Someone once said to me that ‘silence makes room for whatever needs to happen.’ I didn’t quite understand what that really meant until I experienced it myself through spending time with my Dad at his end of life.

I grew up not being very comfortable with silence as that usually meant I was alone when I didn’t want to be, or worse, in trouble for doing something wrong. We were never yelled at as kids if we got into trouble. Instead, we were given ‘the silent treatment’ along with some time out in our rooms to think about what we had done. I remember wishing at times that my Dad would just yell at me and be done with it but in hindsight, the silence was probably more effective. As much as I had learned the awkwardness and discomfort of silence in those early years from my Dad, he also taught me in later life how important silence can be and that it is an integral part of communicating.

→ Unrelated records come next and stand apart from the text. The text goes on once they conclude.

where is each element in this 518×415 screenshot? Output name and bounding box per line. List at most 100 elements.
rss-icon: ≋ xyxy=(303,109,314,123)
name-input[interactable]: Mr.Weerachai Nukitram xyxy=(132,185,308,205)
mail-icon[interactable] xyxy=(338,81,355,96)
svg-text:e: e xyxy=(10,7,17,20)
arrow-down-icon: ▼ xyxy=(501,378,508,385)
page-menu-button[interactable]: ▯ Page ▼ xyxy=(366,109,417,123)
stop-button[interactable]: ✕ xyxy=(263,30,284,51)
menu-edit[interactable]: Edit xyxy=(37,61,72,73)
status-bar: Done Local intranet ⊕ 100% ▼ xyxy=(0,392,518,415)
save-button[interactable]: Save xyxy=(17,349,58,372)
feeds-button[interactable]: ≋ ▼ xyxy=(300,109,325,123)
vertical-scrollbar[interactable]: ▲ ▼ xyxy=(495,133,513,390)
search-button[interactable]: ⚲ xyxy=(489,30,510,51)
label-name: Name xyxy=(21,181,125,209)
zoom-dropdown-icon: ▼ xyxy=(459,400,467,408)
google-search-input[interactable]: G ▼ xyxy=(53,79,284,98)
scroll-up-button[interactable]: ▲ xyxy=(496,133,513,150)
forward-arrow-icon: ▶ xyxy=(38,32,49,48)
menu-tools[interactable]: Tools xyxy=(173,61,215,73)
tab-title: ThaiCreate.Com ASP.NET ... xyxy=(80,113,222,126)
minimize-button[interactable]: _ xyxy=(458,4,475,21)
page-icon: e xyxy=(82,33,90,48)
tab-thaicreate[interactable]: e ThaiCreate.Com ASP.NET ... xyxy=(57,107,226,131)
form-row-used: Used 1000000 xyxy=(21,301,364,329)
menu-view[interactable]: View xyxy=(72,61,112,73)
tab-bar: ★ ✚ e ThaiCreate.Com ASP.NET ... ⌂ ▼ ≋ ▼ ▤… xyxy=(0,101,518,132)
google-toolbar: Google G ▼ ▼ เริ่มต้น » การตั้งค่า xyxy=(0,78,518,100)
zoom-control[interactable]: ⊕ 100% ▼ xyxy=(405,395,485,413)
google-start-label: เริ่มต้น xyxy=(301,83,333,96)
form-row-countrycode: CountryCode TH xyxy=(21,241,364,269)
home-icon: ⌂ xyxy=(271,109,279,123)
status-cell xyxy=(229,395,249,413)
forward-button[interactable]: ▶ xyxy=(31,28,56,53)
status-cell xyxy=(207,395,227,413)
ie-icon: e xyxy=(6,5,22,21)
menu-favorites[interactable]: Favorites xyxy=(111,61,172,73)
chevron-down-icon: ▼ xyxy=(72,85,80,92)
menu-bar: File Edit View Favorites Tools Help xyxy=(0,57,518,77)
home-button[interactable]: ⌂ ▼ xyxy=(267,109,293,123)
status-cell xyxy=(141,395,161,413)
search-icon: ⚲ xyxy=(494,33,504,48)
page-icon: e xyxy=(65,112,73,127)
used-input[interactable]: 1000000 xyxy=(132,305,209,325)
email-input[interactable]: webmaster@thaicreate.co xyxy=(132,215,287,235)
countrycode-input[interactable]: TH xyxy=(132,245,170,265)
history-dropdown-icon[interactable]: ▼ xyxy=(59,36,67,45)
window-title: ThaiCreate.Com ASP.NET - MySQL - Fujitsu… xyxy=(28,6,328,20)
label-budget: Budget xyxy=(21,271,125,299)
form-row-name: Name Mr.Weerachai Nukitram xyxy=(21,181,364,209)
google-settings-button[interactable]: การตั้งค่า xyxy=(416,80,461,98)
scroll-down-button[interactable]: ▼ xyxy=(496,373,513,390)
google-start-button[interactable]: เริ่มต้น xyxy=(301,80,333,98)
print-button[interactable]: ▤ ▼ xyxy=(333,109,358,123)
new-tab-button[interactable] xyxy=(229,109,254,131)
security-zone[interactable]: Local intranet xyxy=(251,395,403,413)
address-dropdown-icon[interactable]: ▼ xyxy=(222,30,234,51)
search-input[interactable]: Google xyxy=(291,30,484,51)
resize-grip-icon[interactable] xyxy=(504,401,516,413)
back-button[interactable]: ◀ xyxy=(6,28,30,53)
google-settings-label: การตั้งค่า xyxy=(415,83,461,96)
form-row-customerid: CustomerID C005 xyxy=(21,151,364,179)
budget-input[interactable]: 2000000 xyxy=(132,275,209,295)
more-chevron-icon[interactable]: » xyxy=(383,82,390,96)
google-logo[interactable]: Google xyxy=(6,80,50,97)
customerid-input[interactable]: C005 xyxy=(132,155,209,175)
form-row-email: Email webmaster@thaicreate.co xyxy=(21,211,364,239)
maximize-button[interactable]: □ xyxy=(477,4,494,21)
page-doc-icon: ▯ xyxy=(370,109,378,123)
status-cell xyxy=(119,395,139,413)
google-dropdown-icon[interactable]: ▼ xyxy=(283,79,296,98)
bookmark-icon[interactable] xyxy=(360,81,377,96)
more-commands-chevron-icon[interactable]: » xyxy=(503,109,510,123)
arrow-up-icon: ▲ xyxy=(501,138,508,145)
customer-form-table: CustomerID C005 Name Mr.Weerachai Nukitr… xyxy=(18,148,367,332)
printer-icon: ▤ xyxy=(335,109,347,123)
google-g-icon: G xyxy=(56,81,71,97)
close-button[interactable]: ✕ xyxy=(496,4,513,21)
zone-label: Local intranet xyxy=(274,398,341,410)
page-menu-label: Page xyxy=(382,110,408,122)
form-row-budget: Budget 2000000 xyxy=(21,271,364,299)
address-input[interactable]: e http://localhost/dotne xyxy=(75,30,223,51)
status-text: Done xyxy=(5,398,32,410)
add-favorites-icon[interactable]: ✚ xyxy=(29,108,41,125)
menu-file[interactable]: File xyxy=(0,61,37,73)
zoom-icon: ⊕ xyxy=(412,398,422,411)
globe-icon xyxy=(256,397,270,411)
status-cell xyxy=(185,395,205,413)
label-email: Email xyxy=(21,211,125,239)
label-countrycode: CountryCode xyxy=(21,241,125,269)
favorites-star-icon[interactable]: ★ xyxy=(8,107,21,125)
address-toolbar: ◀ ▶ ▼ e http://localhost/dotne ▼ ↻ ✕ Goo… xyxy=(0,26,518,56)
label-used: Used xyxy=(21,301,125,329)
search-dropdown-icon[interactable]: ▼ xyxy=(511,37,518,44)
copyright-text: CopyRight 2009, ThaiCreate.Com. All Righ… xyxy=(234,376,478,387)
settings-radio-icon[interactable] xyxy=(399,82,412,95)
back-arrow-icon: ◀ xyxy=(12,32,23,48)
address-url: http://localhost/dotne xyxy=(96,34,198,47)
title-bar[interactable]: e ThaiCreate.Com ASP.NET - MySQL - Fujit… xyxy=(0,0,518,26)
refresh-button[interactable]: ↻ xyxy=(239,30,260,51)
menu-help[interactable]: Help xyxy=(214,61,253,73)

Fast forward forty years and I spent many days by my Dad’s bedside when he was dying. The visits weren’t easy,  as I always felt that I needed to find things to talk about and do.   I felt I needed to distract him by keeping busy, and I thought that was the best way to make my presence known and felt by him. I think I was also at some level trying to avoid and suppress my own sadness about what was happening.  Dad would respond to some of those things and enjoy them briefly, but he also found it very tiring. 

Sometimes, when I thought Dad was sleeping, I learned to sit quietly beside him without the pressure of words.  By providing that silence, I suddenly started to notice that Dad would talk more and sometimes he would say very profound things about his thoughts and feelings about his life.  This gave me a new window into learning things I didn’t know about him before, which I will always cherish. By being quieter myself, I literally gave him more space to initiate contact and say the things he needed to say before he died.  It was a comfort to him to feel me beside him, sometimes holding hands, with no need to talk.  The connection felt much deeper and more real. My brother would also visit, and he was similarly quite loud and busy.  He would sometimes ask why our father seemed to talk to me more, so I encouraged him to slow down, listen and watch more, without filling the space with television, music and random chat.   He struggled with this, as so many do. Learning the language of silence isn’t easy and takes time.   

I would have missed out on so much if I hadn’t preserved or honoured the silence.